Partition uses rocPRIM's partition
under the hood, copy_if
and remove_if
use rocprim::select
. rocprim::select
and rocprim::partition
are both implemented with the same parameterized kernel partition_impl
in rocPRIM (along with other things it gets quite hairy)
Interestingly, part of the problem is that rocprim::partition
has the same interface as you're emulating here with reverse iterators, i.e. it compacts the unselected items to the end of the (single) output range in reverse order. Because of this rocThrust has an additional copy in partition
to copy the range to the two iterators and reverse the unselected range.
I'm fairly sure this is what you're seeing here, it also explains the 2x performance difference, especially since the predicate is very trivial compared to the cost of copying ~70 bytes per item.
The interface that is expected by rocThrust could be made in rocPRIM to resolve this, all the pieces are already there, I think long term that is what should be done.
Until that is resolved you could use CUB / hipCUB DeviceSelect::If
or rocprim::partition
Thanks, the details are much appreciated.
Regarding rocThrust's interface, I do not understand why the reversing of the out_false range is necessary. The postcondition is just a partition, not stable partition.
@Maetveis Can you please review this issue?
Regarding rocThrust's interface, I do not understand why the reversing of the out_false range is necessary.

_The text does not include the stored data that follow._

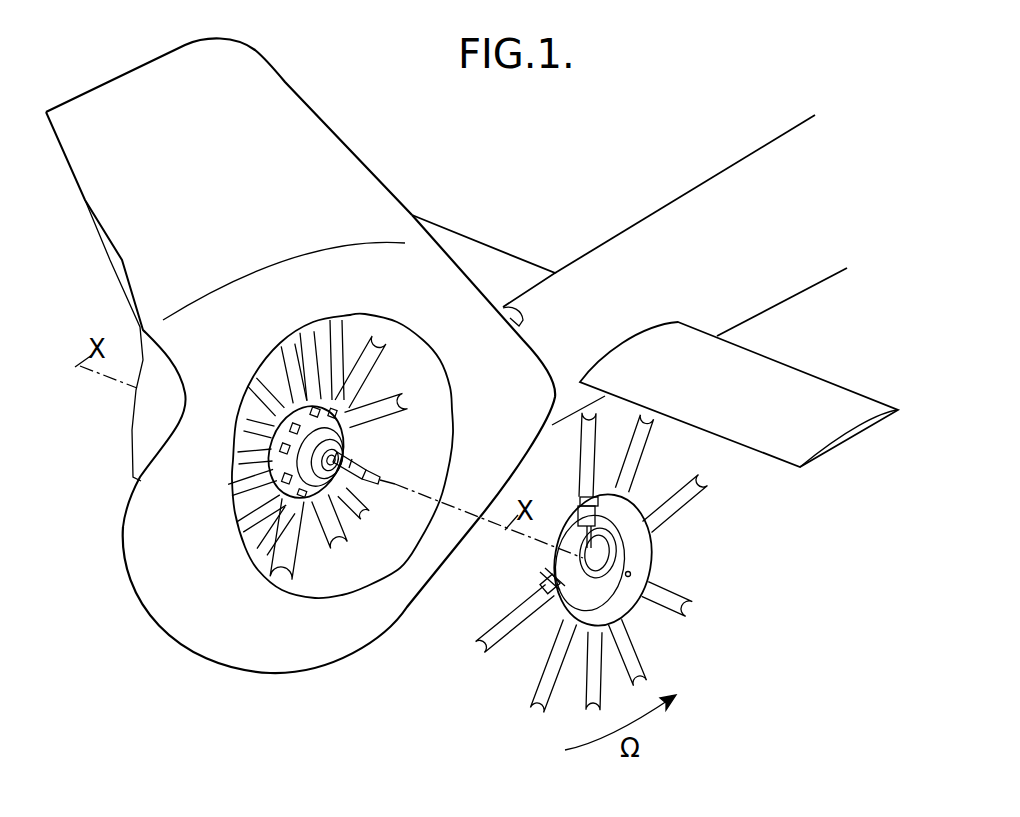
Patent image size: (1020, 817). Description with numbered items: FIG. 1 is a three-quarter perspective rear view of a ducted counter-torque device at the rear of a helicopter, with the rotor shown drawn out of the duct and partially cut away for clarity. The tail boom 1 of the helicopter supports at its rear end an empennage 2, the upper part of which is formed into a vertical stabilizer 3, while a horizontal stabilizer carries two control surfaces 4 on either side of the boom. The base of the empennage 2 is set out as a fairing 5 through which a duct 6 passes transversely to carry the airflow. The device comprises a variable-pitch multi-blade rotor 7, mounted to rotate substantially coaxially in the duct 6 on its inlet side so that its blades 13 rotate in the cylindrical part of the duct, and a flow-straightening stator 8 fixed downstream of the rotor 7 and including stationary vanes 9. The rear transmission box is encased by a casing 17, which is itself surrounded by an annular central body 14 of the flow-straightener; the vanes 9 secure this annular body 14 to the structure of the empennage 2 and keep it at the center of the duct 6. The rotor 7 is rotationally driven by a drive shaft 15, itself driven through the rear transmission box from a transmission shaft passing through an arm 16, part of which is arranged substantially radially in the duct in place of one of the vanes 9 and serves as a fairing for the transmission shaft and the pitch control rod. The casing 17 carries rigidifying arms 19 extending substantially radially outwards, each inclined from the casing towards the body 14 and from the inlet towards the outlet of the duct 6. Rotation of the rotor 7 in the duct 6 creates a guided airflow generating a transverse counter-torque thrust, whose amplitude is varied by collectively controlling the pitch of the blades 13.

The tail boom 1 is at (733, 207).
The empennage 2 is at (402, 200).
The vertical stabilizer 3 is at (237, 83).
The control surfaces 4 is at (498, 270).
The fairing 5 is at (182, 520).
The duct 6 is at (388, 437).
The rotor 7 is at (657, 560).
The flow-straightening stator 8 is at (308, 548).
The stationary vanes 9 is at (253, 533).
The blades 13 is at (630, 653).
The annular central body 14 is at (278, 422).
The drive shaft 15 is at (355, 473).
The arm 16 is at (381, 336).
The casing 17 is at (300, 402).
The rigidifying arms 19 is at (287, 463).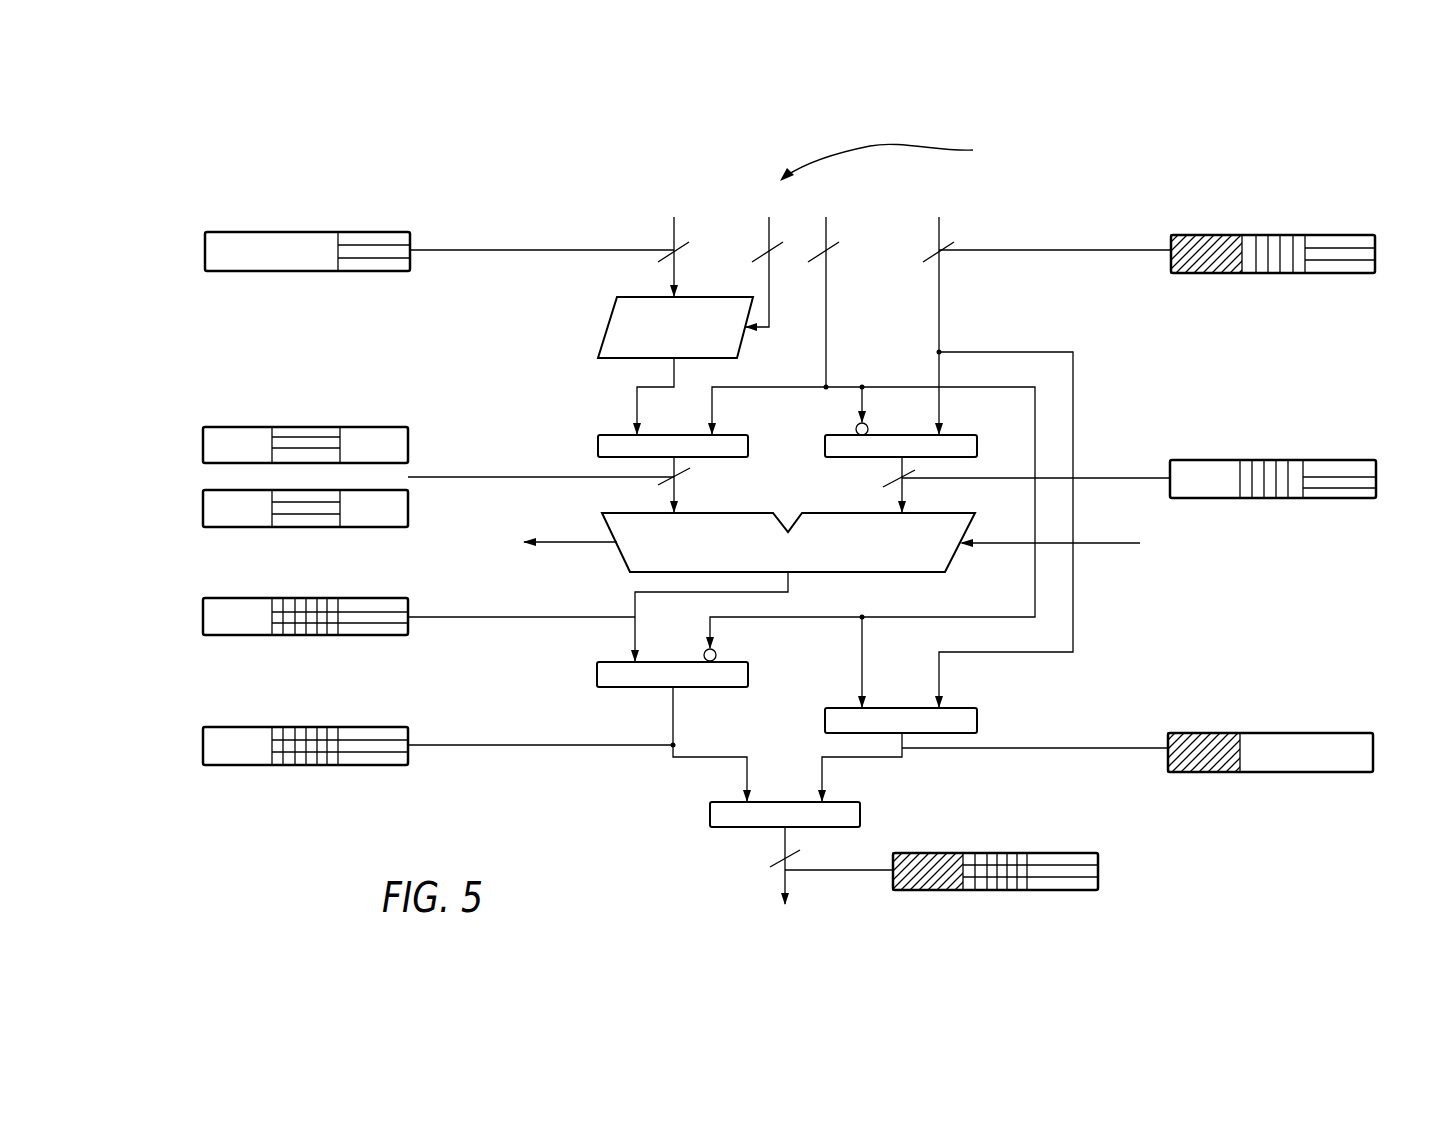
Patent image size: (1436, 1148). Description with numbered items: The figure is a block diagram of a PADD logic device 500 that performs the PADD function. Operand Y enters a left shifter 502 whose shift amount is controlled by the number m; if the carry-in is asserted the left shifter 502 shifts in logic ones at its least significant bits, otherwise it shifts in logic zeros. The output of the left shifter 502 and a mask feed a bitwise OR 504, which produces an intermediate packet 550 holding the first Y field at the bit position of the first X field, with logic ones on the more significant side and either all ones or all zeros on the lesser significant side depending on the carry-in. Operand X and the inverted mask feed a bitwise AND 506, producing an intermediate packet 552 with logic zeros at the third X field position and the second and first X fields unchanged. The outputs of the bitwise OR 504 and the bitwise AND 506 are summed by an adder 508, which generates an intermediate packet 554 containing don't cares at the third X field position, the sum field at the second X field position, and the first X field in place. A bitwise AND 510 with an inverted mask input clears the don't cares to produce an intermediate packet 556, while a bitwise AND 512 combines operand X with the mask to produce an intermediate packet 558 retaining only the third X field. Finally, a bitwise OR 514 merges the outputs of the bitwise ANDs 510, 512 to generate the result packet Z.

The PADD logic device 500 is at (410, 194).
The left shifter 502 is at (607, 322).
The bitwise OR 504 is at (598, 447).
The bitwise AND 506 is at (825, 447).
The adder 508 is at (622, 513).
The bitwise AND 510 is at (597, 672).
The bitwise AND 512 is at (825, 720).
The bitwise OR 514 is at (710, 815).
The intermediate packet 550 is at (353, 427).
The intermediate packet 552 is at (1293, 460).
The intermediate packet 554 is at (323, 598).
The intermediate packet 556 is at (322, 727).
The intermediate packet 558 is at (1290, 733).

The postcondition is just a partition, not stable partition.
It's because that's the behavior of Thrust and due to Hyrum's Law it was probably best to match that instead of strictly interpreting what the documentation actually promises.
I was not yet involved with this project when this function was implemented, but some tests could also depend on this (overly constrained) behavior by mistake.
Reversing the range does not add a considerable overhead over the extra copy anyway, so it makes some sense to emulate Thrust's behavior.
@doctorcolinsmith, should we track this possible performance improvement here, or create an issue over at rocPRIM for the interface?
We are still considering this recommendation.
On rocprim's side: partition_two_way
has been merged. I hope to get the PR for rocThrust out sometime this week or early next week.